高浜虚子のえらさは、俳句を再生産可能なものとして、その枠組みをつくったことだ。

いまの俳句指導者たちの指導方法は、ほとんど虚子のしぐさの反復である。

虚子は俳句を誰にでも書けるものにした。

一方で、例えば高柳重信による「多行形式」などは、俳句の一回性の基礎の上に立っているので、おいそれと真似することが難しい。

でも、よく考えてみると、

重信の「多行形式」は、その一回性ゆえにそれを書くことの可能性に開かれているとは言えないか。

むしろ、重信は「多行形式」という俳句において困難なものを「書ける」ものとして示した。

一方で、虚子の方法は「誰にでも書ける」と思われているがゆえに「書けない」。

誰にでも書けるがゆえに、それを他の誰とも異なる固有の価値として書くことが困難なのだ。
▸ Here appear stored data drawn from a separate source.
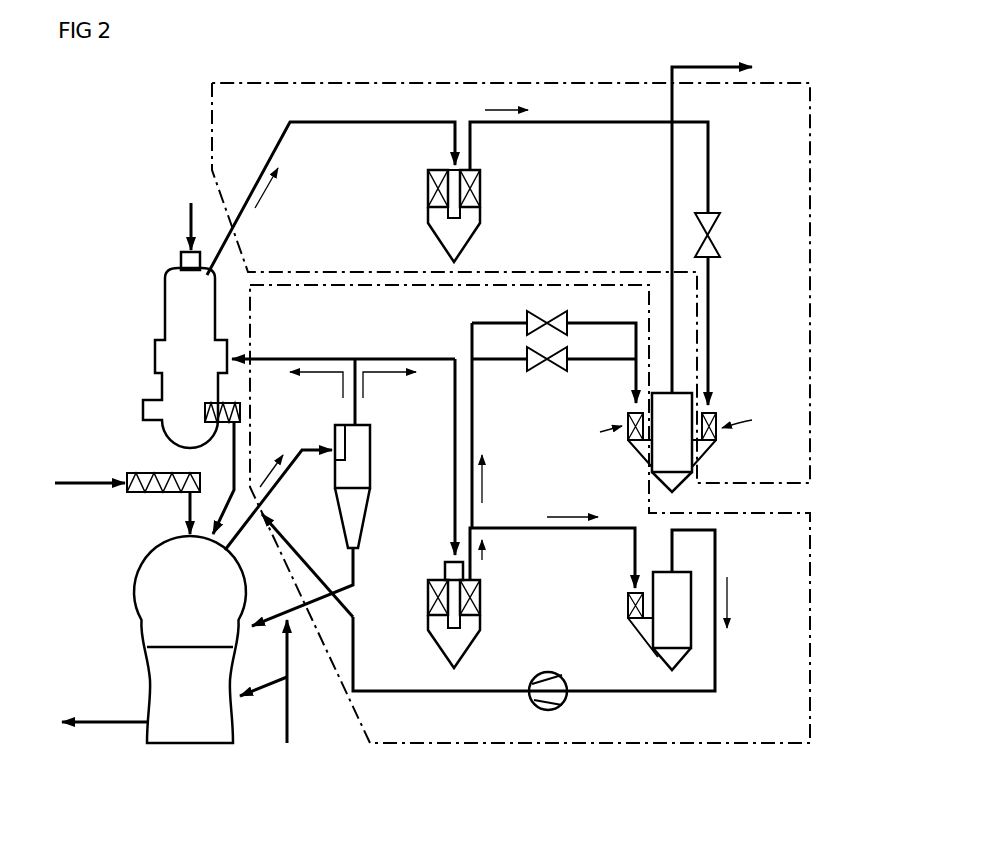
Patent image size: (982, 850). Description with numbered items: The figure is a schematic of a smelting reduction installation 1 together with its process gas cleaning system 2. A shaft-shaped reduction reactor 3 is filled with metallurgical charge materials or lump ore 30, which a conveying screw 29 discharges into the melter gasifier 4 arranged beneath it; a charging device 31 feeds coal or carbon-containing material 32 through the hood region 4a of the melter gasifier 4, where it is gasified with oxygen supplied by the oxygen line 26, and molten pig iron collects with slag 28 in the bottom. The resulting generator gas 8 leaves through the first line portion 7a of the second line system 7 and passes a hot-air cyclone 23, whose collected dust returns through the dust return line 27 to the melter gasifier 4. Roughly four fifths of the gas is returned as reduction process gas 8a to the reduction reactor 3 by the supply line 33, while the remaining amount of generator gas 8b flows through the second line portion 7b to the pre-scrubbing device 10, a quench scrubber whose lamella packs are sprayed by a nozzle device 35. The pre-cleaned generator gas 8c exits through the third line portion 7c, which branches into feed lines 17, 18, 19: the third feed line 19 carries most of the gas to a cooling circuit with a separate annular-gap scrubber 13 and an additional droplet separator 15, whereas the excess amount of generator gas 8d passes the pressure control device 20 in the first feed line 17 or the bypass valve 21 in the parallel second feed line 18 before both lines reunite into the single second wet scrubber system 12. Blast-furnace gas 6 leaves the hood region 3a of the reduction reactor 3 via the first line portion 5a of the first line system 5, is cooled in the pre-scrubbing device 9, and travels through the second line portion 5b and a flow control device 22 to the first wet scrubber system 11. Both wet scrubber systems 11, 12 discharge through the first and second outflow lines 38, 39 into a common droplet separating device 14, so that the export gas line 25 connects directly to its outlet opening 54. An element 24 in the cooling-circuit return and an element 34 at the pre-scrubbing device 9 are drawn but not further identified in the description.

The smelting reduction installation 1 is at (125, 222).
The process gas cleaning system 2 is at (620, 58).
The reduction reactor 3 is at (170, 322).
The hood region of the reduction reactor 3a is at (204, 278).
The melter gasifier 4 is at (138, 594).
The hood region of the melter gasifier 4a is at (186, 545).
The first line system 5 is at (365, 80).
The first line portion of the first line system 5a is at (275, 148).
The second line portion of the first line system 5b is at (575, 126).
The blast-furnace gas 6 is at (262, 198).
The second line system 7 is at (660, 746).
The first line portion of the second line system 7a is at (272, 480).
The second line portion of the second line system 7b is at (380, 355).
The third line portion of the second line system 7c is at (474, 437).
The generator gas 8 is at (258, 468).
The reduction process gas 8a is at (320, 375).
The amount of generator gas 8b is at (396, 375).
The pre-cooled and pre-cleaned generator gas 8c is at (485, 565).
The amount of generator gas (excess gas) 8d is at (484, 492).
The pre-scrubbing device 9 is at (440, 225).
The pre-scrubbing device 10 is at (440, 638).
The first wet scrubber system 11 is at (745, 419).
The second wet scrubber system 12 is at (600, 433).
The annular-gap scrubber 13 is at (620, 606).
The droplet separating device 14 is at (680, 486).
The additional droplet separator 15 is at (665, 655).
The first feed line 17 is at (500, 362).
The second feed line 18 is at (470, 323).
The third feed line 19 is at (540, 535).
The pressure control device 20 is at (543, 372).
The bypass valve 21 is at (578, 318).
The flow control device 22 is at (717, 240).
The hot-air cyclone 23 is at (372, 478).
The pump 24 is at (548, 672).
The export gas line 25 is at (702, 66).
The oxygen line 26 is at (315, 740).
The dust return line 27 is at (320, 615).
The slag 28 is at (110, 718).
The conveying screw 29 is at (212, 412).
The metallurgical charge materials 30 is at (228, 452).
The charging device 31 is at (140, 472).
The carbon-containing material 32 is at (72, 455).
The supply line 33 is at (292, 355).
The filter element 34 is at (475, 207).
The nozzle device 35 is at (438, 612).
The first outflow line 38 is at (710, 452).
The second outflow line 39 is at (640, 462).
The outlet opening 54 is at (680, 395).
この理路は、俳句という短い詩形の重要な性質を示している。

それは、俳句を書くということは、俳句で書くことが困難なもの(俳句の不可能性)に向けて書くことに他ならないということだ。

書かれた俳句が明らかにしているのは、それまで俳句では書けなかったもの、である。

だから、虚子の方法は「誰にでも書ける」がゆえに、俳句の不可能性を見えなくする。

虚子の方法において重要なのは、虚子の方法では書けないものをどのように俳句に呼び寄せ、それを俳句として成立させるか、という点につきる。

それがなければ、俳句は虚子的なもののシミュラークルに過ぎないのではないだろうか。